Differentiate retries for NOT_OPEN and TIMED_OUT transport exceptions
The underlying thrift Ruby library raises TransportException under a variety of circumstances:
From thrift's socket.rb:
raise TransportException.new(TransportException::NOT_OPEN, "Connection timeout to #{@desc}")
raise TransportException.new(TransportException::NOT_OPEN, "Could not connect to #{@desc}: #{e}")
raise TransportException.new(TransportException::TIMED_OUT, "Socket: Timed out writing #{str.length} bytes to #{@desc}")
raise TransportException.new(TransportException::NOT_OPEN, e.message)
raise TransportException.new(TransportException::TIMED_OUT, "Socket: Timed out reading #{sz} bytes from #{@desc}")
raise TransportException.new(TransportException::NOT_OPEN, e.message)
raise TransportException.new(TransportException::UNKNOWN, "Socket: Could not read #{sz} bytes from #{@desc}")
The type of transport exception is a property of the exception instance (NOT_OPEN, TIMED_OUT, or UNKNOWN). Currently thrift_client provides the ability to retry only at the level of an exception class (e.g. TransportException). For non-idempotent requests, TIMED_OUT and UNKNOWN are not safe to retry, but NOT_OPEN should be safe. An ideal solution would be to have the Ruby thrift library itself raise subclasses of TransportException. In the interim, does this seem like a reasonable retry strategy to add to thrift_client? If so, I'm happy to do the implementation but would like some input on a good interface for configuring ThriftClient.
Some ideas I had:
- Add a new top-level option that lets users give a block to determine whether the exception should be retried
- Don't add any new options, but have thrift_client instead convert
Thrift::TransportExceptiontoThriftClient::TransportException::NotOpen,ThriftClient::TransportException::TimedOut, andThriftClient::TransportException::Unknownall of which subclass Thrift::TransportException, preserving existing behavior.
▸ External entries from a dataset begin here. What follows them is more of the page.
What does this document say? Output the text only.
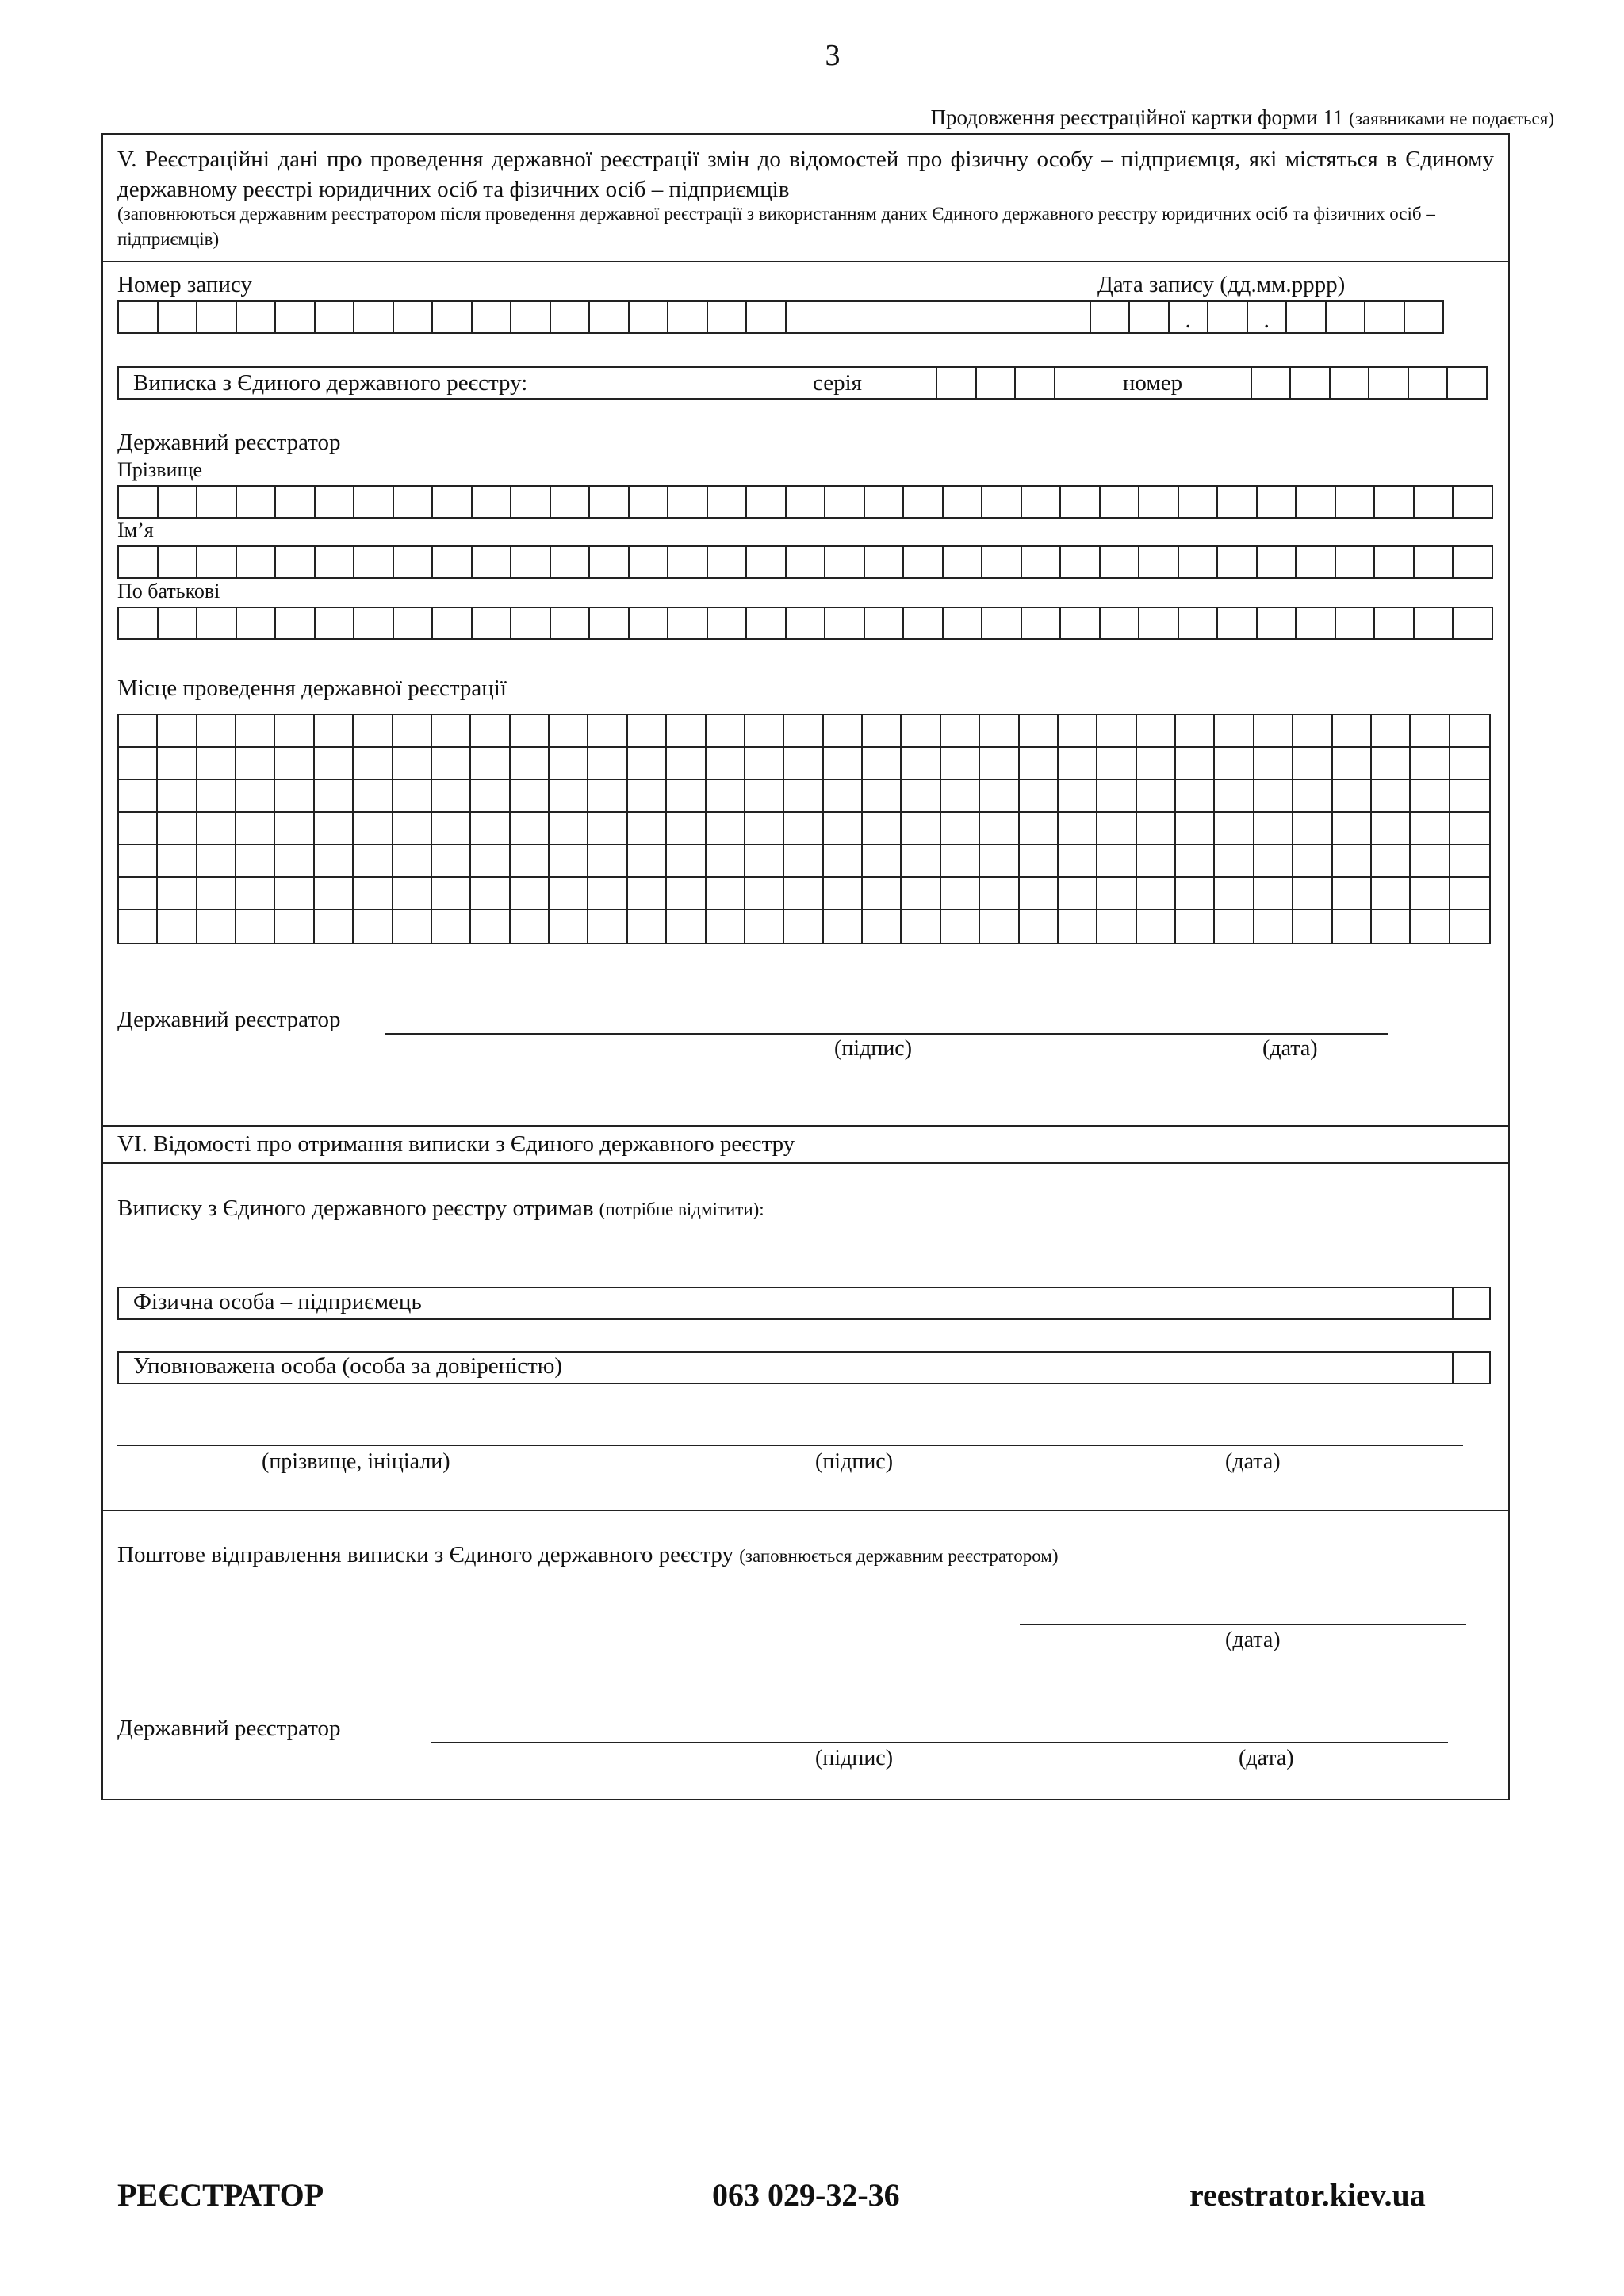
3
Продовження реєстраційної картки форми 11 (заявниками не подається)
V. Реєстраційні дані про проведення державної реєстрації змін до відомостей про фізичну особу – підприємця, які містяться в Єдиному державному реєстрі юридичних осіб та фізичних осіб – підприємців
(заповнюються державним реєстратором після проведення державної реєстрації з використанням даних Єдиного державного реєстру юридичних осіб та фізичних осіб – підприємців)
Номер запису	Дата запису (дд.мм.рррр)
.
.
Виписка з Єдиного державного реєстру:	серія	номер
Державний реєстратор
Прізвище
Ім’я
По батькові
Місце проведення державної реєстрації
Державний реєстратор
(підпис)	(дата)
VI. Відомості про отримання виписки з Єдиного державного реєстру
Виписку з Єдиного державного реєстру отримав (потрібне відмітити):
Фізична особа – підприємець
Уповноважена особа (особа за довіреністю)
(прізвище, ініціали)	(підпис)	(дата)
Поштове відправлення виписки з Єдиного державного реєстру (заповнюється державним реєстратором)
(дата)
Державний реєстратор
(підпис)	(дата)
РЕЄСТРАТОР	063 029-32-36	reestrator.kiev.ua
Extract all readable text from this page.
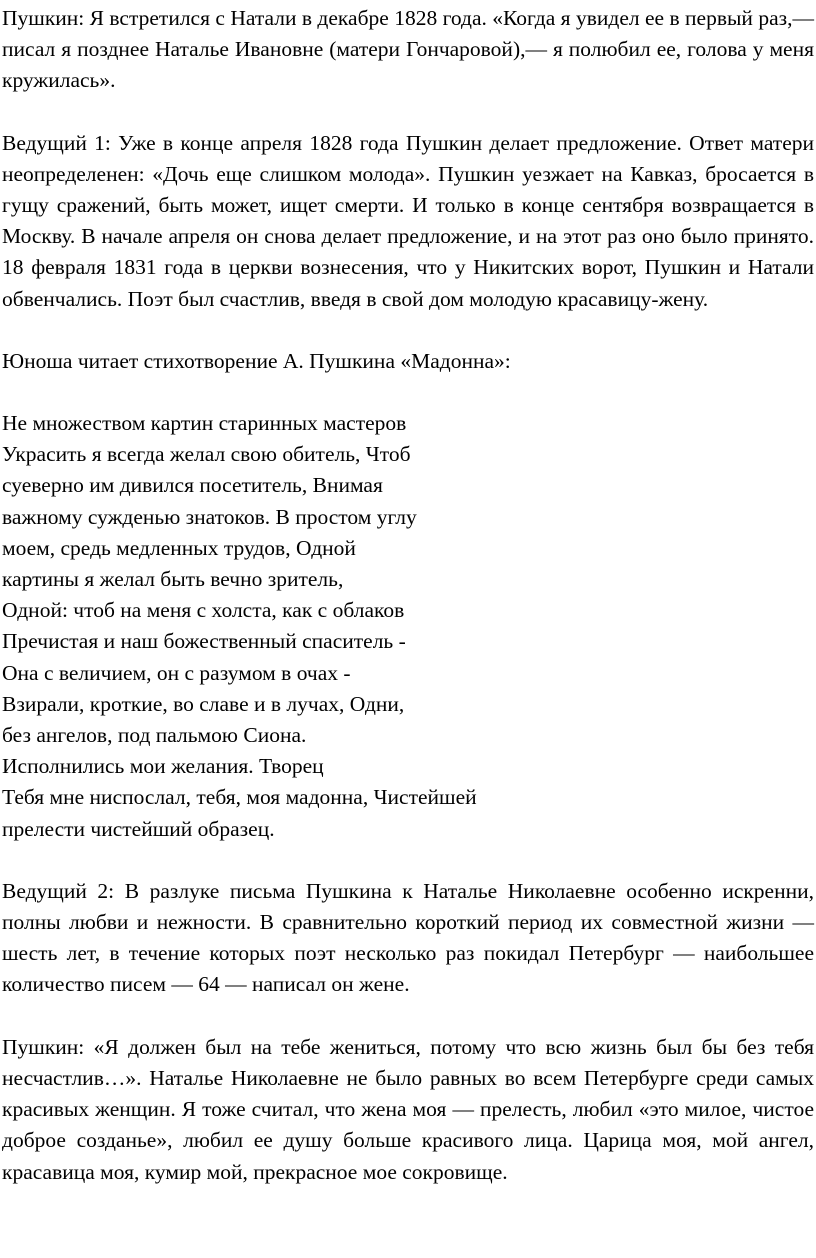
Пушкин: Я встретился с Натали в декабре 1828 года. «Когда я увидел ее в первый раз,— писал я позднее Наталье Ивановне (матери Гончаровой),— я полюбил ее, голова у меня кружилась».

Ведущий 1: Уже в конце апреля 1828 года Пушкин делает предложение. Ответ матери неопределенен: «Дочь еще слишком молода». Пушкин уезжает на Кавказ, бросается в гущу сражений, быть может, ищет смерти. И только в конце сентября возвращается в Москву. В начале апреля он снова делает предложение, и на этот раз оно было принято. 18 февраля 1831 года в церкви вознесения, что у Никитских ворот, Пушкин и Натали обвенчались. Поэт был счастлив, введя в свой дом молодую красавицу-жену.

Юноша читает стихотворение А. Пушкина «Мадонна»:

Не множеством картин старинных мастеров
Украсить я всегда желал свою обитель, Чтоб
суеверно им дивился посетитель, Внимая
важному сужденью знатоков. В простом углу
моем, средь медленных трудов, Одной
картины я желал быть вечно зритель,
Одной: чтоб на меня с холста, как с облаков
Пречистая и наш божественный спаситель -
Она с величием, он с разумом в очах -
Взирали, кроткие, во славе и в лучах, Одни,
без ангелов, под пальмою Сиона.
Исполнились мои желания. Творец
Тебя мне ниспослал, тебя, моя мадонна, Чистейшей
прелести чистейший образец.

Ведущий 2: В разлуке письма Пушкина к Наталье Николаевне особенно искренни, полны любви и нежности. В сравнительно короткий период их совместной жизни — шесть лет, в течение которых поэт несколько раз покидал Петербург — наибольшее количество писем — 64 — написал он жене.

Пушкин: «Я должен был на тебе жениться, потому что всю жизнь был бы без тебя несчастлив…». Наталье Николаевне не было равных во всем Петербурге среди самых красивых женщин. Я тоже считал, что жена моя — прелесть, любил «это милое, чистое доброе созданье», любил ее душу больше красивого лица. Царица моя, мой ангел, красавица моя, кумир мой, прекрасное мое сокровище.
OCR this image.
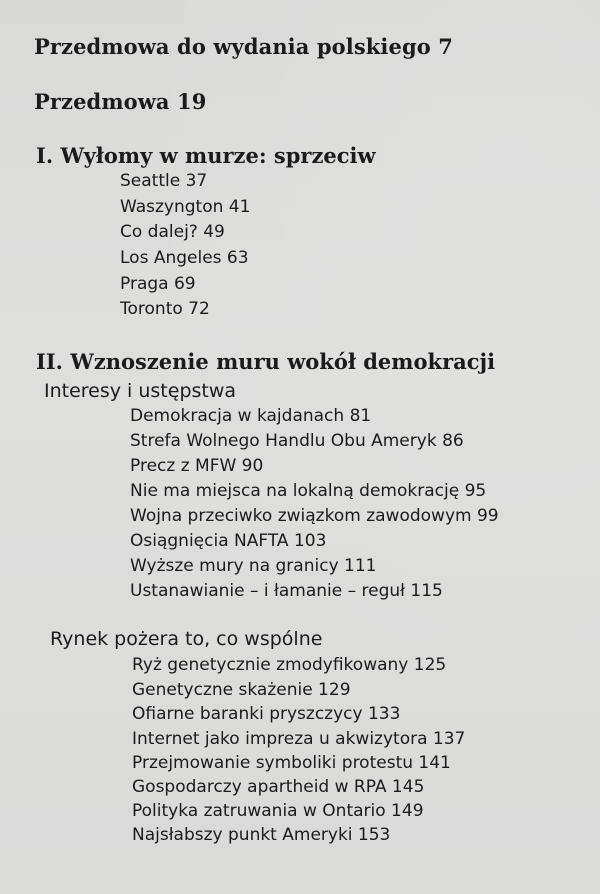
Przedmowa do wydania polskiego 7
Przedmowa 19
I. Wyłomy w murze: sprzeciw
Seattle 37
Waszyngton 41
Co dalej? 49
Los Angeles 63
Praga 69
Toronto 72
II. Wznoszenie muru wokół demokracji
Interesy i ustępstwa
Demokracja w kajdanach 81
Strefa Wolnego Handlu Obu Ameryk 86
Precz z MFW 90
Nie ma miejsca na lokalną demokrację 95
Wojna przeciwko związkom zawodowym 99
Osiągnięcia NAFTA 103
Wyższe mury na granicy 111
Ustanawianie – i łamanie – reguł 115
Rynek pożera to, co wspólne
Ryż genetycznie zmodyfikowany 125
Genetyczne skażenie 129
Ofiarne baranki pryszczycy 133
Internet jako impreza u akwizytora 137
Przejmowanie symboliki protestu 141
Gospodarczy apartheid w RPA 145
Polityka zatruwania w Ontario 149
Najsłabszy punkt Ameryki 153
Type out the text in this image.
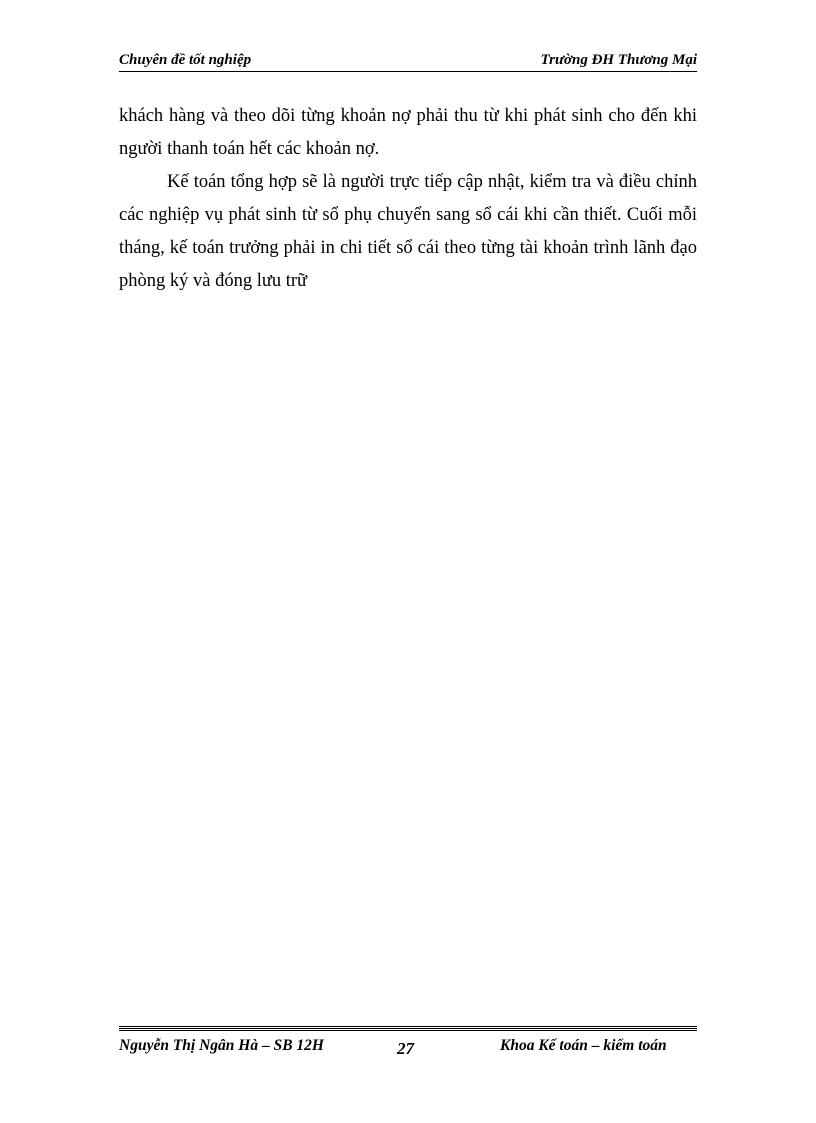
Chuyên đề tốt nghiệp	Trường ĐH Thương Mại

khách hàng và theo dõi từng khoản nợ phải thu từ khi phát sinh cho đến khi người thanh toán hết các khoản nợ.

Kế toán tổng hợp sẽ là người trực tiếp cập nhật, kiểm tra và điều chỉnh các nghiệp vụ phát sinh từ sổ phụ chuyển sang sổ cái khi cần thiết. Cuối mỗi tháng, kế toán trưởng phải in chi tiết sổ cái theo từng tài khoản trình lãnh đạo phòng ký và đóng lưu trữ

Nguyễn Thị Ngân Hà – SB 12H	27	Khoa Kế toán – kiểm toán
@klingerf and @sprsquish, I know this library isn't something that you work on day-to-day, but if you have a moment I'd love to hear your take on this issue.
I think the second option might be your best bet here as it maintains backward compatibility.
Wouldn't the block option also preserve compatibility? I think that would be a better API in general, and it would be less likely to break if people are directly comparing exception classes with ==.
What does the API look like in that case?
Current options (from the gem docs):
:exception_classes: Which exceptions to catch and retry when sending a request. Defaults to [IOError, Thrift::Exception, Thrift::ApplicationException, Thrift::TransportException, NoServersAvailable]
exception_class_overrides: For specifying children of classes in exception_classes for which you don't want to retry or reconnect.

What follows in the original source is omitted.